Experiences are a better way of spending your money, but even better would be to get memories without spending money at all. Exercise, maybe a nice walk or a run, is free, and is proven to release endorphins and other chemicals which make you happy.
A long lasting study by Harvard University asked young people what they thought would bring them happiness during their lives. The response was consistent: money and fame.
The study returned to these people as they went through their lives to check what was actually bringing them wellbeing. They’ve been talking to them for around eighty years!
The overwhelming response to what brought wellbeing throughout their lives was not money, nor fame: it was the quality of their social relationships. Check out the Harvard Study On Happiness on YouTube (22m people already have!).
The Source Of Joy
If we seek our wellbeing from buying stuff, or from approval of others (fame), or similar external sources, then we are forever chasing happiness.

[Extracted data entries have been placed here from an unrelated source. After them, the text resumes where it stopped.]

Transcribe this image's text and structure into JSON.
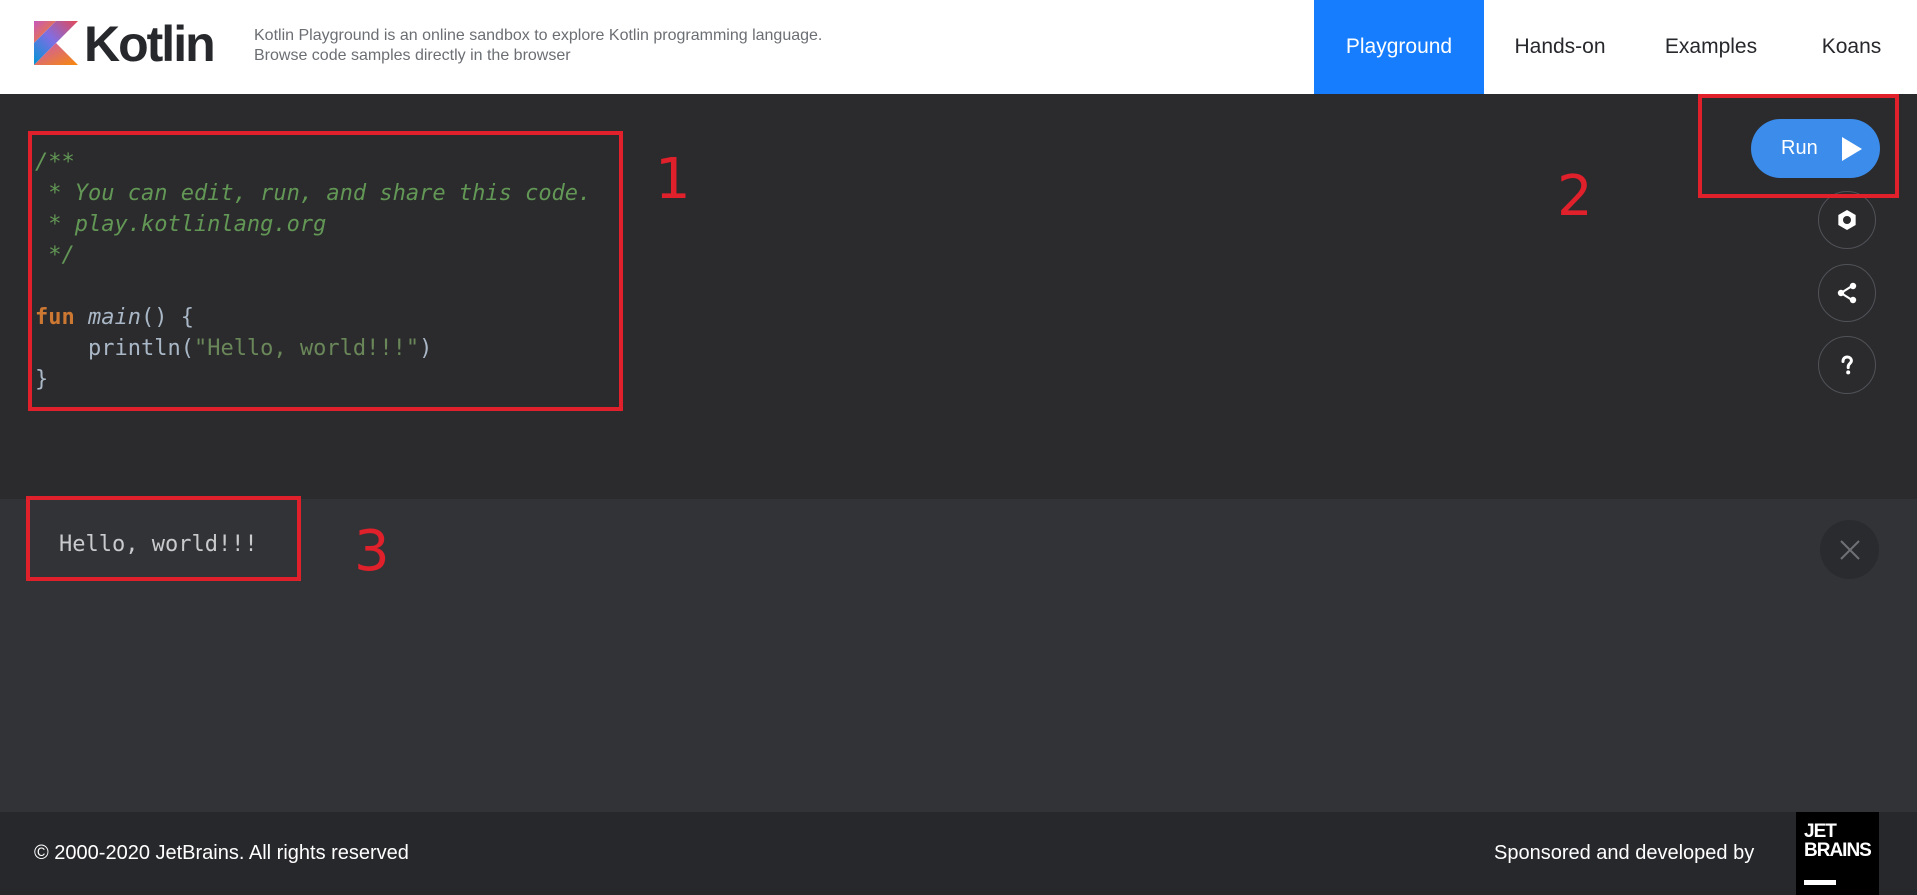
{
  "header": {
    "logo_text": "Kotlin",
    "tagline": "Kotlin Playground is an online sandbox to explore Kotlin programming language. Browse code samples directly in the browser",
    "nav": [
      "Playground",
      "Hands-on",
      "Examples",
      "Koans"
    ],
    "active_nav": "Playground"
  },
  "editor": {
    "lines": {
      "l1": "/**",
      "l2": " * You can edit, run, and share this code.",
      "l3": " * play.kotlinlang.org",
      "l4": " */",
      "l6_kw": "fun",
      "l6_fn": "main",
      "l6_rest": "() {",
      "l7_call": "    println(",
      "l7_str": "\"Hello, world!!!\"",
      "l7_end": ")",
      "l8": "}"
    },
    "run_label": "Run",
    "side_icons": [
      "settings-icon",
      "share-icon",
      "help-icon"
    ]
  },
  "output": {
    "text": "Hello, world!!!"
  },
  "annotations": [
    "1",
    "2",
    "3"
  ],
  "footer": {
    "copyright": "© 2000-2020 JetBrains. All rights reserved",
    "sponsored": "Sponsored and developed by",
    "jetbrains_logo": "JET BRAINS"
  },
  "colors": {
    "accent": "#167dff",
    "run_button": "#3b8ceb",
    "annotation": "#e0202a",
    "comment": "#629755",
    "keyword": "#cc7832",
    "string": "#6a8759"
  }
}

If only there was a source of happiness that was endless; that didn’t rely on other people, and didn’t require money! If only we could break the link between our self-worth and our net worth.
If you gain self-worth from internal sources, then you are in control. If you are feeling low, you can simply turn on the self worth tap, feel better.
What is this magic source of joy, of internal self worth?
The joy of giving, of helping others, is a major source of self worth and therefore of wellbeing.
Happiness, wellbeing, joy; all these come from spending time with others, creating experiences and memories; helping others; and free stuff such as sunshine on the skin, healthy eating and exercise.
Now go and undertake that review of your spending. Are you spending your money on stuff that brings you wellbeing? It might be possible for you to change your spending habits and achieve a greater wellbeing even within a new, limited budget.